Kamala Harris mangeant des Doritos sur l'avion qui la transporte en Pennsylvanie, le 27 octobre 2024. Erin Schaff/POOL/AFP
Kamala Harris mettait lundi le cap vers le nord des États-Unis et Donald Trump vers le sud, poursuivant leur campagne effrénée pour la Maison-Blanche, marquée par de nouveaux propos virulents lors d’un meeting du républicain.
L’équipe de campagne du septuagénaire a dû prendre ses distances avec des propos tenus dimanche par un humoriste invité sur la scène du Madison Square Garden, très célèbre salle de New York où avaient convergé des milliers de partisans de l’ex-président.
Porto Rico, un territoire américain, est « une île flottante d’ordures au milieu de l’océan », a déclaré Tony Hinchcliffe, déclenchant instantanément une vive polémique.
L’agglomération de New York compte plus d’un million d’habitants d’origine portoricaine et la Pennsylvanie, État crucial pour la présidentielle du 5 novembre, en compte un demi-million.
« Cette plaisanterie ne reflète pas l’opinion du président » Trump, a fait savoir une de ses porte-parole, cherchant à limiter d’éventuelles pertes dans cet électorat.
À l’opposé, Kamala Harris a immédiatement exploité la controverse, en promettant dans une vidéo de « dessiner une voie nouvelle et heureuse tournée vers l’avenir » pour Porto Rico.
Plusieurs stars nées sur l’île, comme le prince du reggaeton Bad Bunny et le chanteur Ricky Martin, ont affiché leur soutien à Kamala Harris en relayant des vidéos de la démocrate sur Instagram.
Biden vote
La vice-présidente et son colistier Tim Walz ont prévu de se rendre cette semaine dans l’ensemble des sept États-clés, les plus disputés. La candidate de 60 ans commence lundi par le Michigan, avec un déplacement axé sur le secteur manufacturier dans cet État de la région des Grands Lacs.
Donald Trump va lui en Géorgie, un État de la « ceinture de la Bible » qu’il souhaite plus que tout remporter après l’avoir perdu de quelque 11 000 voix seulement en 2020.
Près de 43 millions d’Américains ont déjà voté de manière anticipée pour ce scrutin qui s’annonce comme le plus serré de l’histoire moderne des États-Unis, et qui tient les diplomaties du monde en haleine, alors que des guerres font rage en Ukraine et au Proche-Orient.

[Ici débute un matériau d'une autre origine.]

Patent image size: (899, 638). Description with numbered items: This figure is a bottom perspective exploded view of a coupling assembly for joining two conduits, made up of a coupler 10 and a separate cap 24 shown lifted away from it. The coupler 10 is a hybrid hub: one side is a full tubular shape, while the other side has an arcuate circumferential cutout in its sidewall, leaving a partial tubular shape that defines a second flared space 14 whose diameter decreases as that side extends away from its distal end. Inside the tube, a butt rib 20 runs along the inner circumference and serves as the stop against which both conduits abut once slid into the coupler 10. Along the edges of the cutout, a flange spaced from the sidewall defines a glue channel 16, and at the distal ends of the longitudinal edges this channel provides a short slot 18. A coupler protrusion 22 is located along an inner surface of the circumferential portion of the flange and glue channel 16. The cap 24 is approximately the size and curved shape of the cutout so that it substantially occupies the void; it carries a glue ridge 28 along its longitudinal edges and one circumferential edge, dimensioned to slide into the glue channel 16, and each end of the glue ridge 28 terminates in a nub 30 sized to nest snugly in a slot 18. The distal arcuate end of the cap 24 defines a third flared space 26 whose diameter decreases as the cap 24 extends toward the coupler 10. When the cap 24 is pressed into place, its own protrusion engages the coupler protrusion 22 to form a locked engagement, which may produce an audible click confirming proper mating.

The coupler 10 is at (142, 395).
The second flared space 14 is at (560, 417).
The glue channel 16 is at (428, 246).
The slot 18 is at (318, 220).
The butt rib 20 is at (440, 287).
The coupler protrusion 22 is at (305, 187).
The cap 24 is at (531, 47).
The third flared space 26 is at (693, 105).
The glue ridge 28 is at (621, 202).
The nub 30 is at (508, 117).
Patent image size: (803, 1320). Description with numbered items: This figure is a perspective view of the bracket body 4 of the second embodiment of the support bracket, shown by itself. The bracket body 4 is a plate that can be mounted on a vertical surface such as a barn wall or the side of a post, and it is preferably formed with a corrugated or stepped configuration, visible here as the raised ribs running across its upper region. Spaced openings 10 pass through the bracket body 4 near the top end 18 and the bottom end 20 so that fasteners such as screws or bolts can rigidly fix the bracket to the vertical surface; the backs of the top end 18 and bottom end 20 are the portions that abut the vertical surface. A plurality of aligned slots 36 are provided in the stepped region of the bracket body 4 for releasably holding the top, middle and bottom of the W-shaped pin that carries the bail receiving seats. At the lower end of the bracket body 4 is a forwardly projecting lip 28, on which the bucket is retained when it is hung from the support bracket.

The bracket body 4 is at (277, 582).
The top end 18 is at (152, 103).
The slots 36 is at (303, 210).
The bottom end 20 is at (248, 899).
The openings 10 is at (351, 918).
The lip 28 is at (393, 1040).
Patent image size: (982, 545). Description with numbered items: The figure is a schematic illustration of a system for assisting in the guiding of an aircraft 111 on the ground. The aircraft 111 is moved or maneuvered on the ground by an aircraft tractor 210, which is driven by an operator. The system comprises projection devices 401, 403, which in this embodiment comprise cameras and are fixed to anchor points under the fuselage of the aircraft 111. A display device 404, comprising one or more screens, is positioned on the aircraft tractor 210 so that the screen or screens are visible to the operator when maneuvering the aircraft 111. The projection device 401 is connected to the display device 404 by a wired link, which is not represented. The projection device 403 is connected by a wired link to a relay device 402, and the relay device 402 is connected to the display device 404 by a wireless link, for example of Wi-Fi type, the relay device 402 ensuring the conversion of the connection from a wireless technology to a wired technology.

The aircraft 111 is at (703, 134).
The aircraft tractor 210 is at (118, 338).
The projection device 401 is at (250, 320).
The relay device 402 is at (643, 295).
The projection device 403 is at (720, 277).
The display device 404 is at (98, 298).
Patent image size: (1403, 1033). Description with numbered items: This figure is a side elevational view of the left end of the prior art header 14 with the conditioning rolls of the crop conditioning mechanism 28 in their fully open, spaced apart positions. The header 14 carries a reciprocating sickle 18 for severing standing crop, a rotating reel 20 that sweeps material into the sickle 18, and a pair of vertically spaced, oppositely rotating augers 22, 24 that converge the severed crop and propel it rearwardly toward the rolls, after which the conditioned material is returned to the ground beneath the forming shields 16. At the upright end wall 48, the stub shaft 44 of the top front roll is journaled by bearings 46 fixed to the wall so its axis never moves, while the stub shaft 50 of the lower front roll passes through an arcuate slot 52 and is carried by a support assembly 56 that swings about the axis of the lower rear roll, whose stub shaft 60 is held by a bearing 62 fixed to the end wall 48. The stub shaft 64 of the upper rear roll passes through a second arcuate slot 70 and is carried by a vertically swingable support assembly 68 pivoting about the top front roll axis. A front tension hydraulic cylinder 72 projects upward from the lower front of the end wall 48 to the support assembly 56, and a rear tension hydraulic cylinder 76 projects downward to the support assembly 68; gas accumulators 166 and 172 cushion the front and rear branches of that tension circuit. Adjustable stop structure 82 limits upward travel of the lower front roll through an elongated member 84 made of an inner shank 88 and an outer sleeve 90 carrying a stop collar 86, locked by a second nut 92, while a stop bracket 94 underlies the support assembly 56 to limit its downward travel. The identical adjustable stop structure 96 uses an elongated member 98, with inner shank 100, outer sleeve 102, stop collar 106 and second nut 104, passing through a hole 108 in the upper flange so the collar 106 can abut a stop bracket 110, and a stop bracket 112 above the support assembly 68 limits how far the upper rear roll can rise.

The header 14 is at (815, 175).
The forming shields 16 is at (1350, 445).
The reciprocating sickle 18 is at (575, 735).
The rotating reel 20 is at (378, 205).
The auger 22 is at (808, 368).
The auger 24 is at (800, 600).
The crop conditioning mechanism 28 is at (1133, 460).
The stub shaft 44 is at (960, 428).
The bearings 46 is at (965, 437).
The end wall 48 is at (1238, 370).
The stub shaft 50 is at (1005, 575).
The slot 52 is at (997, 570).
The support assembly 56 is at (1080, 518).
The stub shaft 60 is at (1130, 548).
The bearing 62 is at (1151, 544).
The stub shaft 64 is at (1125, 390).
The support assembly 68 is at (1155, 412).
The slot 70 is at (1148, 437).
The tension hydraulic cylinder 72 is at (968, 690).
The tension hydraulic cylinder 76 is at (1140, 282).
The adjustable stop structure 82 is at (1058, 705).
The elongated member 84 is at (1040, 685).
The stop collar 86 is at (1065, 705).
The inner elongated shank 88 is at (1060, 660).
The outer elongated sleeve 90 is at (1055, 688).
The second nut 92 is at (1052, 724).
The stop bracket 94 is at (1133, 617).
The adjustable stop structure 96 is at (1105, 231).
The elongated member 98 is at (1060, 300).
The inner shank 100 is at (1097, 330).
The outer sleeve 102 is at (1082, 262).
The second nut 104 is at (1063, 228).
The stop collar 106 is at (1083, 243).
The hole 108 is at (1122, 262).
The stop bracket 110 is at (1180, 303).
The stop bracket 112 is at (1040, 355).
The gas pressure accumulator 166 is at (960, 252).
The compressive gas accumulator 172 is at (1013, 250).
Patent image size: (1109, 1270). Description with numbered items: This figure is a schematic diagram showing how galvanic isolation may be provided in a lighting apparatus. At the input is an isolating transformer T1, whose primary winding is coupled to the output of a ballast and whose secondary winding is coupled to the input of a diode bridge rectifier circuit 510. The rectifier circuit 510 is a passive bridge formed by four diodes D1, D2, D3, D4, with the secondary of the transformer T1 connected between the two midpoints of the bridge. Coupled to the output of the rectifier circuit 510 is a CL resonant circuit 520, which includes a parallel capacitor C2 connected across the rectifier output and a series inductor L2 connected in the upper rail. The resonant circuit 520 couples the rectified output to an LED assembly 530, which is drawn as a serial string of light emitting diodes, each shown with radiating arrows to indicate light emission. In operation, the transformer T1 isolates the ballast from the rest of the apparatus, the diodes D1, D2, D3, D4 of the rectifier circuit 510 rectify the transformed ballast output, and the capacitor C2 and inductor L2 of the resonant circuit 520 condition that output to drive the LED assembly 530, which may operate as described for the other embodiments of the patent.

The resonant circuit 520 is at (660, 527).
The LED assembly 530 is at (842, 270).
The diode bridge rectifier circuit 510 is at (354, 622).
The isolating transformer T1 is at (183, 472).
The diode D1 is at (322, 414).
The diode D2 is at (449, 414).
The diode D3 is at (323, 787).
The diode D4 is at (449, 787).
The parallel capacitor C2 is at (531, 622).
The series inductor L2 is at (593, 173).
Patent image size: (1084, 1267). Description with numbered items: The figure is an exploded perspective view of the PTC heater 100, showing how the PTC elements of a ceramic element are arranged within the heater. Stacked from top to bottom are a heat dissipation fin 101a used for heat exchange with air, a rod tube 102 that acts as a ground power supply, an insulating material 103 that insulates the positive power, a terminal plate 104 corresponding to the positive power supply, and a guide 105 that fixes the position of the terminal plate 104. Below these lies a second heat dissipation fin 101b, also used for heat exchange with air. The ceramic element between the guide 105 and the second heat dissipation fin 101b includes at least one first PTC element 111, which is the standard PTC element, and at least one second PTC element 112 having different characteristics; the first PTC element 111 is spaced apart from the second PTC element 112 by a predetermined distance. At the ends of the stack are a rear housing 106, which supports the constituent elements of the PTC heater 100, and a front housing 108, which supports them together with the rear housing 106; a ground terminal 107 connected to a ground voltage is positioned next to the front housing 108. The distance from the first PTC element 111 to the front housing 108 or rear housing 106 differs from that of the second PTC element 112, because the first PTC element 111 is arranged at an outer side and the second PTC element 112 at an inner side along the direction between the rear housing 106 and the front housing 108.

Le président Joe Biden devait lui-même voter lundi de façon anticipée, selon la Maison-Blanche.
Trump courtise les chrétiens
Au niveau national, les sondages donnent toujours au coude-à-coude Kamala Harris, qui deviendrait la première femme noire présidente des États-Unis, et Donald Trump, candidat pour la troisième fois à la Maison-Blanche, qu’il a quittée dans le chaos en 2021.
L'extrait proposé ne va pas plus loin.